Can we stop with the Webb Telescope memes?

Pictured: Webb’s First Deep Field is galaxy cluster SMACS 0723 – https://www.nasa.gov/image-feature/goddard/2022/nasa-s-webb-delivers-deepest-infrared-image-of-universe-yet

Polar opposite uses of technology this week have me wondering why so many people prefer navel-gazing over learning about what’s up in the universe.

Memes derived from the James Webb Telescope photographs have stirred a strong emotion in me: disgust. I’m guessing that’s the opposite of what their creators and spreaders are seemingly going for. You’ve seen a bunch of these this week, right? Probably more often than you’ve seen shared the images themselves or discussion on what they’ve captured. It’s all petty humor—the fuel of most memes—like comparing an image to the patterns on countertops or superimposing a prone Gritty, the methed-out Philadelphia Flyers mascot, over a spectacular star-forming region in the Carina Nebula.
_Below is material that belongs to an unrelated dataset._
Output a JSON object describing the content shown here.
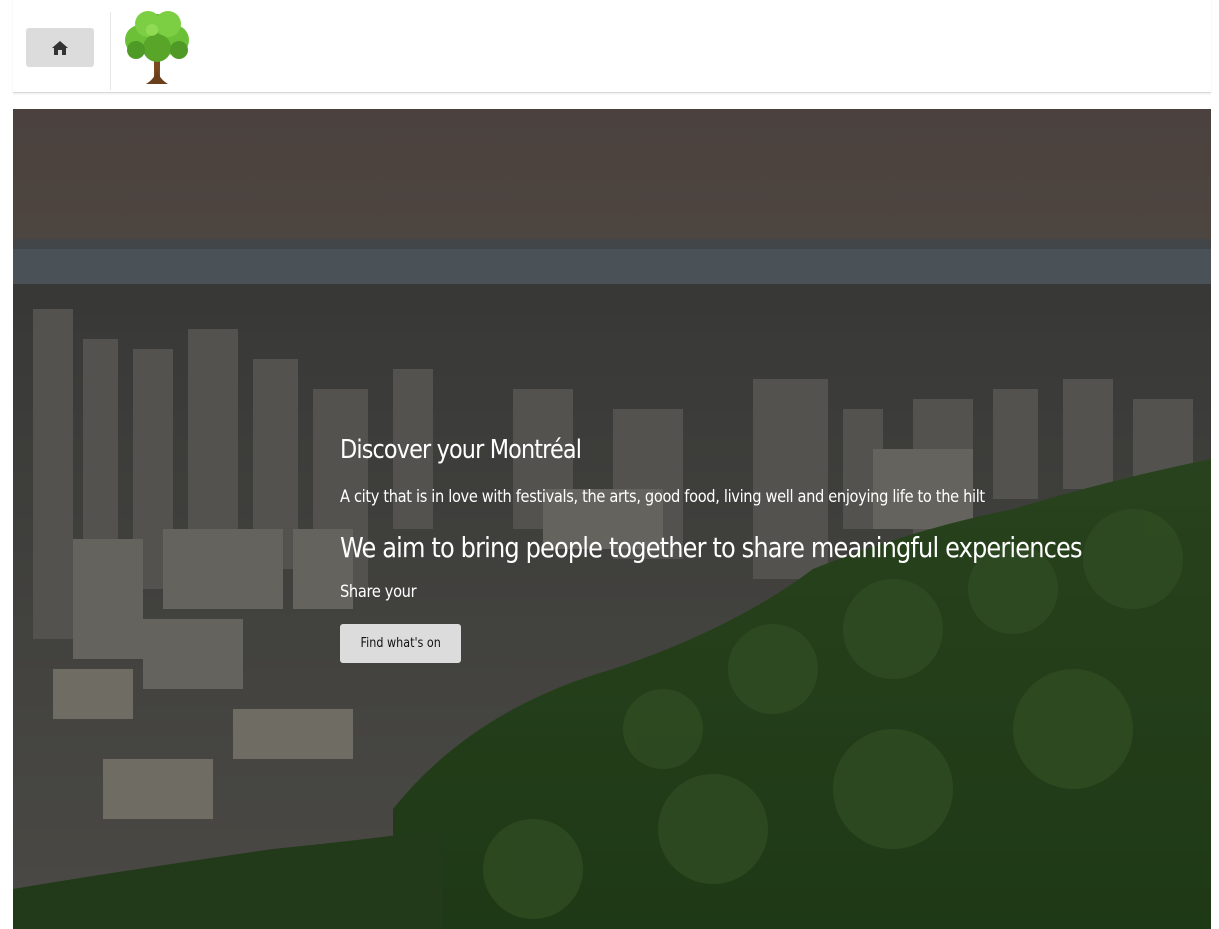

Star Wars space veteran Mark Hamill even shared one, which fans quickly called out because he didn’t use the era-appropriate Death Star. Don’t get me wrong, I love the guy, but his tweet is bad as the rest. The Webb Telescope images should be generating discourse with the public but not on which Death Star Hamill used in his meme, which currently has racked up 206.1k likes on Twitter.

Pasting punchlines on images of celestial frontiers that have been speculated about for centuries and brilliant minds have spent lifetimes attempting to see and share with humanity for a dopamine hit to the dome when you rack up a few likes is such typical, myopic human behavior. It’s the opposite of what the images represent. Ptolemy’s rolling in his grave while the masses eat bread at the circus. Memes like these spit in the face of science, exploration, and wonder, gatekeeping curiosity with every eye they meet. You can’t call them childish, because they are antithetical to the wonder that the expanse of space holds for a child. They are all too characteristic of American adulthood in the Digital Age.

Each one of these memes you make or share or see takes away a chance to share the wonder of these scientific and technological advances in space exploration with another person. They take incredible news of discovery and kick them around in the empty tin cans of social media in which the masses float. Yes, Major Tom, Planet Earth is blue. As in sad.